Les cellules solaires sont placées directement sur la structure du satellite pour les satellites stabilisés par rotation ou pour les très petits satellites (CubeSats), soit sur des panneaux solaires, qui sont généralement déployés en orbite. L'énergie produite par les cellules solaires est stockée dans des batteries d'accumulateurs qui peuvent utiliser différentes technologies : cadmium-nickel, nickel-hydrogène. La plus récente dite lithium-ion offrant de bons rapports poids/performances[4].
L'énergie électrique, qu'elle provienne directement des panneaux solaires ou des batteries, est distribuée aux équipements du bord via un système de régulation qui fournit en général du courant continu sous une tension constante[4].

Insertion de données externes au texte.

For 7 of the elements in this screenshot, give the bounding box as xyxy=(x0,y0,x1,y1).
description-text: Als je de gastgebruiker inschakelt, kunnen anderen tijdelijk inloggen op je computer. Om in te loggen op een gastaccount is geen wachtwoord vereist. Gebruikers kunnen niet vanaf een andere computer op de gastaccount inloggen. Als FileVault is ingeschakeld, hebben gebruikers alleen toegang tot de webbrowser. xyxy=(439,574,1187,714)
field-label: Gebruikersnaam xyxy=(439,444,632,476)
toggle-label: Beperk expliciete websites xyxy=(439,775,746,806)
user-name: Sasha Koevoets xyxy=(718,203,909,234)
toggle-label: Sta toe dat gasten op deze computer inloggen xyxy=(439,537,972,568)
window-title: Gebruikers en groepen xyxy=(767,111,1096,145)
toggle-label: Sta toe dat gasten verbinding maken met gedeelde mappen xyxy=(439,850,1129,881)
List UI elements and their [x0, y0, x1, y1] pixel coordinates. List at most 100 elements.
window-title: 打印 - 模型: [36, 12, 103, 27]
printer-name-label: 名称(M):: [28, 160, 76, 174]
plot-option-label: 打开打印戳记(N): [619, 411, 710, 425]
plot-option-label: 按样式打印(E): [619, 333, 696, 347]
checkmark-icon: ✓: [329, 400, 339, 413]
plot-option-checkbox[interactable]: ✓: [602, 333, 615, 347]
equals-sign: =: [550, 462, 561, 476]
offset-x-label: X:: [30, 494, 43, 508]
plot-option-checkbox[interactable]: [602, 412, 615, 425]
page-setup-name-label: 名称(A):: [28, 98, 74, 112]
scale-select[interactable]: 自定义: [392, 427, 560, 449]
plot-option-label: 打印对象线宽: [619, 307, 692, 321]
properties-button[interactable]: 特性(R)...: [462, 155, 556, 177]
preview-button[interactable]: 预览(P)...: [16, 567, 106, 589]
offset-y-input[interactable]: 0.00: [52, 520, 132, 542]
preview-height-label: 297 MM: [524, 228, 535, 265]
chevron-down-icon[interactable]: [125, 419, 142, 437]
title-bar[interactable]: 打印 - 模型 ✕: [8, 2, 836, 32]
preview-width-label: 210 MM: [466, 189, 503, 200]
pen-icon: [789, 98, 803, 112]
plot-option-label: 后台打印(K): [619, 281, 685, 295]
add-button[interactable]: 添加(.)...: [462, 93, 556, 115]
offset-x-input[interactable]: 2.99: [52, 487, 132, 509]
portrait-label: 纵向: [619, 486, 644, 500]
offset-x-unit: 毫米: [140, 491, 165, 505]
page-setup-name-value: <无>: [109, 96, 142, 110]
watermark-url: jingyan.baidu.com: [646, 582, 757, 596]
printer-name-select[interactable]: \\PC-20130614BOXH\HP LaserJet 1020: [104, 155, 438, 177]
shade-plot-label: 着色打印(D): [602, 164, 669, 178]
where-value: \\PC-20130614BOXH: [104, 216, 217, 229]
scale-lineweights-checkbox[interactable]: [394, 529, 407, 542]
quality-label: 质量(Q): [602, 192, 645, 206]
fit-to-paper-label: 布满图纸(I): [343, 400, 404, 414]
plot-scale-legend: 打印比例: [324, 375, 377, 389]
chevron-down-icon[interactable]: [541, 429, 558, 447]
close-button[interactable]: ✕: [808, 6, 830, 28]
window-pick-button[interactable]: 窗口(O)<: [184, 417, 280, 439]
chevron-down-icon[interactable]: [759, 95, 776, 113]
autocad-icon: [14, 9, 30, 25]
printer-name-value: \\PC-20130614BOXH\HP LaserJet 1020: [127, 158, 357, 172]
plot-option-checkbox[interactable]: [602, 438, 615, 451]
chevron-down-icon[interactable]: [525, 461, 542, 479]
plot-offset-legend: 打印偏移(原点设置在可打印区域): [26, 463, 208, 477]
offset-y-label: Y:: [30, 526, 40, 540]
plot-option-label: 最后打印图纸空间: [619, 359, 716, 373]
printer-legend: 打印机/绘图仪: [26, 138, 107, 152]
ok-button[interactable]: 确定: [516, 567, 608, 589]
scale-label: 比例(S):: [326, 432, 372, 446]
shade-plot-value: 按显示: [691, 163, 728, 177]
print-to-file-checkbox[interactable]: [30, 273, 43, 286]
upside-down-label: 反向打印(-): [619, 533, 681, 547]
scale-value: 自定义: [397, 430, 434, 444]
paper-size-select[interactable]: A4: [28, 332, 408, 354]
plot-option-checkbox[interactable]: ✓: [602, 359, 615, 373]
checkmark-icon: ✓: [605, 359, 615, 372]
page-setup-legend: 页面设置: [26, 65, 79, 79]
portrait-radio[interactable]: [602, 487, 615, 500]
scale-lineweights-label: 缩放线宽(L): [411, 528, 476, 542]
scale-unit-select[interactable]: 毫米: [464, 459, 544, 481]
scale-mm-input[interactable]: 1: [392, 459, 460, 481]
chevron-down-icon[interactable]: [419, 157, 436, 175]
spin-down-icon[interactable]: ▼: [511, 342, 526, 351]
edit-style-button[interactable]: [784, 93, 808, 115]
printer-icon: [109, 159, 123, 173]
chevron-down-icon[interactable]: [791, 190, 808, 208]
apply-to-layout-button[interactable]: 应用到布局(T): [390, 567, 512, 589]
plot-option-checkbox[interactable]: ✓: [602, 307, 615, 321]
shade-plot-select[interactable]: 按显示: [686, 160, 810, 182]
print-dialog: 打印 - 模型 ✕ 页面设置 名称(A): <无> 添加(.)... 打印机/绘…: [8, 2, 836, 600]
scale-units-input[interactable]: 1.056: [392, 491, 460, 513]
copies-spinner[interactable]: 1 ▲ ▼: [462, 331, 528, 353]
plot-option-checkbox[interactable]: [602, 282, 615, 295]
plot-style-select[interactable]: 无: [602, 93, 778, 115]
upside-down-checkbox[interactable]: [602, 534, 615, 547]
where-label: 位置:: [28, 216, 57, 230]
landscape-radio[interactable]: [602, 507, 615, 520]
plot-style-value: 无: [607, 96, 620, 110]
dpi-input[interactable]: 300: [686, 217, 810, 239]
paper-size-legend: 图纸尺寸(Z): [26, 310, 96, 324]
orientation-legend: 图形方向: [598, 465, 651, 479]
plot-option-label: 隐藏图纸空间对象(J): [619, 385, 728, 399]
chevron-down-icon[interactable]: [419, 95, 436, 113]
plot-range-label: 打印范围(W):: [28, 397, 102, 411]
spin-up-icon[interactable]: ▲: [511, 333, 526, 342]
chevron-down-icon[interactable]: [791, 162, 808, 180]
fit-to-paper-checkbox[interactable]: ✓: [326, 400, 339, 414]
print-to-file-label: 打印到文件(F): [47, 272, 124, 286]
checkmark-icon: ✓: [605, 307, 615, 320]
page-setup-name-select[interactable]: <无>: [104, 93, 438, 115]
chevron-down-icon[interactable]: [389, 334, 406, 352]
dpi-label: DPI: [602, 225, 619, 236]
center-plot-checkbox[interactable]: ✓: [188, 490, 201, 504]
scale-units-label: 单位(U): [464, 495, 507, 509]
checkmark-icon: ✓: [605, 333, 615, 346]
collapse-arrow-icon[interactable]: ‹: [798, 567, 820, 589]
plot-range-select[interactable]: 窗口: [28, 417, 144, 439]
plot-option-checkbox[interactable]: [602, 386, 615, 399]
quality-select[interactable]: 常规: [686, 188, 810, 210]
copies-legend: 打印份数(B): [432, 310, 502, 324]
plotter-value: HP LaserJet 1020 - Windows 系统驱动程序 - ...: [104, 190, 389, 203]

Cette fonction est également présente au niveau de la charge utile, mais elle joue un rôle particulièrement important dans la conception de la plateforme. Elle a pour objet de s'assurer que les composants du satellite ou de la sonde spatiale, qu'il s'agisse de la structure ou des équipements, restent dans des plages de température compatibles avec les performances et la durée de vie. Il s'agit donc de gérer les échanges de chaleur entre le satellite et son environnement, d'une part, ainsi que les échanges de chaleurs entre différents composants, d'autre part[5].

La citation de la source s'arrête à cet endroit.